Я же нахожу, что т. Жданов, желая унизить Ахматову, употребил слово более выразительное: «барынька». "Барыня" и «дама» — это похоже, это стоит одно другого. Было ли в личности и поведении Ахматовой барское или «дамское» — я судить не берусь: не застала. Я застала лишь нищее, брошенное. (Год, с которого начались наши частые встречи — 1938.) Я застала мужественную женственность, духовную силу, противостоящую нищете, брошенности, гибели. «Красавиц» возле Ахматовой я тоже не видала (видела всего лишь одну, О.А. Глебову-Судейкину, но, к сожалению, лишь мельком, в 1923 году). Мне могут возразить: ну, а до того, как с Ахматовой познакомились вы? Утверждаю: все равно дамского в ней не было и не могло быть: речь ведь идет о поэте. "Существо это странного нрава", — сказала о поэте Ахматова. В Ахматовой ничего не было «дамского», как в Пушкине камер-юнкерского. Никакие перья на шляпе, экипажи или поклонники не делали из Анны Андреевны «даму». Лермонтов оставался Лермонтовым в эполетах и бурке. Личность Ахматовой слишком особенная, от всех отдельная, редкостная; «барыня» или «дама» — это понятия общие, принадлежность к известному кругу, Ахматова же в каждом кругу, интеллигентском, дворянском или разночинном, дореволюционном или послереволюционном, оставалась сама собою, "беззаконной кометой".
-----------------------------------
1 Через всю книгу Надежды Мандельштам проходит лютая ненависть к красавицам. Отчего бы это?

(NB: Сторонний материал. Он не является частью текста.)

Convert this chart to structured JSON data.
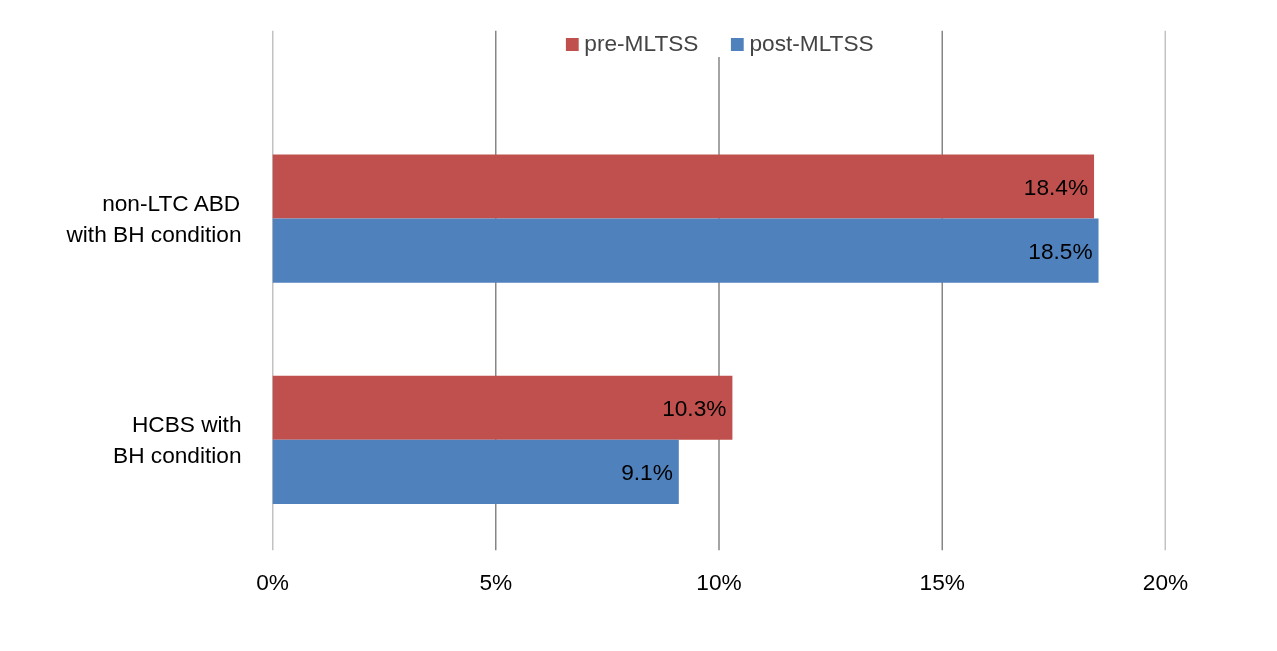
{
  "chart_data": {
    "type": "bar",
    "orientation": "horizontal",
    "categories": [
      "non-LTC ABD\nwith BH condition",
      "HCBS with\nBH condition"
    ],
    "series": [
      {
        "name": "pre-MLTSS",
        "color": "#c0504d",
        "values": [
          18.4,
          10.3
        ],
        "value_labels": [
          "18.4%",
          "10.3%"
        ]
      },
      {
        "name": "post-MLTSS",
        "color": "#4f81bd",
        "values": [
          18.5,
          9.1
        ],
        "value_labels": [
          "18.5%",
          "9.1%"
        ]
      }
    ],
    "xlim": [
      0,
      20
    ],
    "xticks": [
      {
        "value": 0,
        "label": "0%"
      },
      {
        "value": 5,
        "label": "5%"
      },
      {
        "value": 10,
        "label": "10%"
      },
      {
        "value": 15,
        "label": "15%"
      },
      {
        "value": 20,
        "label": "20%"
      }
    ],
    "grid": "x",
    "legend": "top"
  }
}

-----------------------------------
Я сказала бы, что в ранние ее стихи — в сущности еще до-ахматовские прорывалась иногда не «дамскость», а безвкусица, свойственная девяностым годам и рубежу века. Случалось это не часто, как утверждает Надежда Яковлевна, а на удивление редко, потому что Ахматова наделена была безошибочным вкусом, и если в журнальных публикациях мелькали иногда, — в пору, когда Ахматова не осознала себя Ахматовой, — заглавие "Дама в лиловом", или стихи о какой-то маркизе, о каком-то графе, или какаду, то из журналов в сборники они почти никогда не проникали, устраненные ее же непреклонной рукой; в жизни Ахматовой и в стихах не было ровно ничего маркизьего, графского и парадного: всё подлинно, всё всерьез, и неподалеку от смерти. В ахматовской любовной лирике царствует не «дамское», а женское: "дружбы светлые беседы", приближающие часы первой нежности, и жертвенно-женское, и негодующе-женское: нежность, верность, негодование и безутешное вдовство. От «дамы» и «барыни» за тысячи верст.
Ахматовская любовная лирика — одна из вершин великого горного хребта русской поэзии: вершина эта сияет не менее высоко и ослепительно, чем любовная лирика Пушкина, Тютчева, Блока.
На страницах "Второй книги" Надежда Яковлевна отдает должное способности Анны Андреевны быть преданным другом, стойким товарищем по несчастью. Дружеское расположение Анны Андреевны к Надежде Яковлевне мне ведомо не с чужих
слов — я сама имела случай наблюдать его; да и без моих подтверждений свидетельств достаточно. Но по правде сказать, сейчас, через семь лет после кончины Ахматовой, читая "Вторую книгу", я перестаю верить собственной памяти, собственным ушам и глазам; глаза мои видели их обеих вместе, уши, случалось, слышали их беседы, но теперь мне не только смешно читать, будто Анна Андреевна и Надежда Яковлевна представляли собою некое содружество, некое общее «мы» — слишком эти люди различны и слишком уж много злости изливает Надежда Яковлевна на Анну Андреевну, дождавшись ее кончины, но я и вообразить себе не могу того, чему сама была свидетельницей: обыкновенной, заурядной беседы между этими двумя людьми… Да еще беседы о стихах. Каких бы то ни было. Чьих бы то ни было. В особенности ахматовских.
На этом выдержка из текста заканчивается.